From Obstacles to Resources: Semi-supervised Learning Faces Synthetic Data Contamination
Zerun Wang, Jiafeng Mao, Liuyu Xiang, Toshihiko Yamasaki
TL;DR
This work addresses the problem of semi-supervised learning when unlabeled data are contaminated with synthetic images produced by diffusion models. It introduces Real-Synthetic Hybrid SSL (RS-SSL) and a benchmarking setup that reveals current SSL methods struggle or even degrade in the presence of synthetic data.
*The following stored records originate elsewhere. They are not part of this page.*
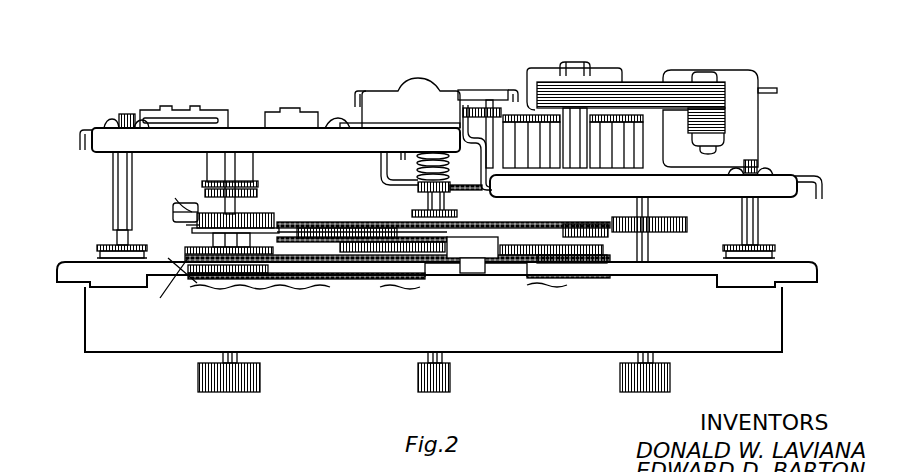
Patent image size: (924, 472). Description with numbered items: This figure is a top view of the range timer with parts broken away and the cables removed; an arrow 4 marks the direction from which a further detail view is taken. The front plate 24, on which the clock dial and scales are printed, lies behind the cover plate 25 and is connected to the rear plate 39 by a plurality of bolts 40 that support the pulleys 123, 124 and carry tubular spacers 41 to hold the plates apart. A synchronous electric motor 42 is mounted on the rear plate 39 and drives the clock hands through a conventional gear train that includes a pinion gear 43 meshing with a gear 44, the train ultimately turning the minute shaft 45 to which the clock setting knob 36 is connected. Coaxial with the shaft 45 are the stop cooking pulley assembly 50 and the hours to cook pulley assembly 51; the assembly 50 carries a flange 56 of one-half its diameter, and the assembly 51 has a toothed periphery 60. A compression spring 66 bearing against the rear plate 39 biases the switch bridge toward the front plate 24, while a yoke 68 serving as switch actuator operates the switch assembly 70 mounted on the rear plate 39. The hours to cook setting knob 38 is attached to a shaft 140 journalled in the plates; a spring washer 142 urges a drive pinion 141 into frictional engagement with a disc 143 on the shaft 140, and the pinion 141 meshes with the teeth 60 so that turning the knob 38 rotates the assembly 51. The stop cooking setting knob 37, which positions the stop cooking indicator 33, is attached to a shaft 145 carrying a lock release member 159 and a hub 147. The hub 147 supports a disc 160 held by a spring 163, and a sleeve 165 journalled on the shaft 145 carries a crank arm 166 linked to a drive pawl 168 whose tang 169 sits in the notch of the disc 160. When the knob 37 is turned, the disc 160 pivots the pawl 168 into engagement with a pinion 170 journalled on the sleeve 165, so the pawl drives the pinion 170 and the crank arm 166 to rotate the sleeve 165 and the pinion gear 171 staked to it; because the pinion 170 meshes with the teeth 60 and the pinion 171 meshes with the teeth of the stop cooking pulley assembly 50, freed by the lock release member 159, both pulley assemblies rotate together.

The section line 4 is at (331, 12).
The front plate 24 is at (800, 272).
The cover plate 25 is at (561, 345).
The indicator 33 is at (468, 262).
The setting knob 36 is at (450, 380).
The stop cooking setting knob 37 is at (238, 392).
The hours to cook setting knob 38 is at (640, 392).
The rear plate 39 is at (260, 136).
The bolts 40 is at (130, 114).
The tubular spacers 41 is at (113, 190).
The synchronous electric motor 42 is at (600, 95).
The pinion gear 43 is at (497, 98).
The gear 44 is at (470, 108).
The shaft 45 is at (428, 357).
The stop cooking pulley assembly 50 is at (612, 275).
The hours to cook pulley assembly 51 is at (338, 207).
The flange 56 is at (380, 245).
The teeth 60 is at (495, 222).
The compression spring 66 is at (418, 166).
The yoke 68 is at (393, 182).
The switch assembly 70 is at (181, 117).
The pulley 123 is at (775, 252).
The pulley 124 is at (100, 248).
The shaft 140 is at (650, 355).
The drive pinion 141 is at (700, 222).
The spring washer 142 is at (607, 223).
The disc 143 is at (667, 238).
The shaft 145 is at (237, 357).
The hub 147 is at (253, 194).
The lock release member 159 is at (262, 264).
The disc 160 is at (257, 193).
The spring 163 is at (268, 208).
The sleeve 165 is at (213, 238).
The crank arm 166 is at (173, 207).
The drive pawl 168 is at (178, 202).
The tang 169 is at (205, 200).
The pinion 170 is at (186, 226).
The pinion gear 171 is at (277, 288).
To tackle this, the authors propose RSMatch, which first identifies synthetic data via a lightweight detector and a class-wise queue, then uses a dummy head to exploit synthetic samples for SSL while preserving the original classifier behavior. Experiments across CIFAR-10/100, TinyImageNet, and ImageNet show RSMatch yields consistent gains from synthetic unlabeled data and demonstrates practical benefits for learning from publicly sourced unlabeled data.
Abstract
Semi-supervised learning (SSL) can improve model performance by leveraging unlabeled images, which can be collected from public image sources with low costs. In recent years, synthetic images have become increasingly common in public image sources due to rapid advances in generative models. Therefore, it is becoming inevitable to include existing synthetic images in the unlabeled data for SSL. How this kind of contamination will affect SSL remains unexplored. In this paper, we introduce a new task, Real-Synthetic Hybrid SSL (RS-SSL), to investigate the impact of unlabeled data contaminated by synthetic images for SSL. First, we set up a new RS-SSL benchmark to evaluate current SSL methods and found they struggled to improve by unlabeled synthetic images, sometimes even negatively affected. To this end, we propose RSMatch, a novel SSL method specifically designed to handle the challenges of RS-SSL. RSMatch effectively identifies unlabeled synthetic data and further utilizes them for improvement. Extensive experimental results show that RSMatch can transfer synthetic unlabeled data from `obstacles' to `resources.' The effectiveness is further verified through ablation studies and visualization.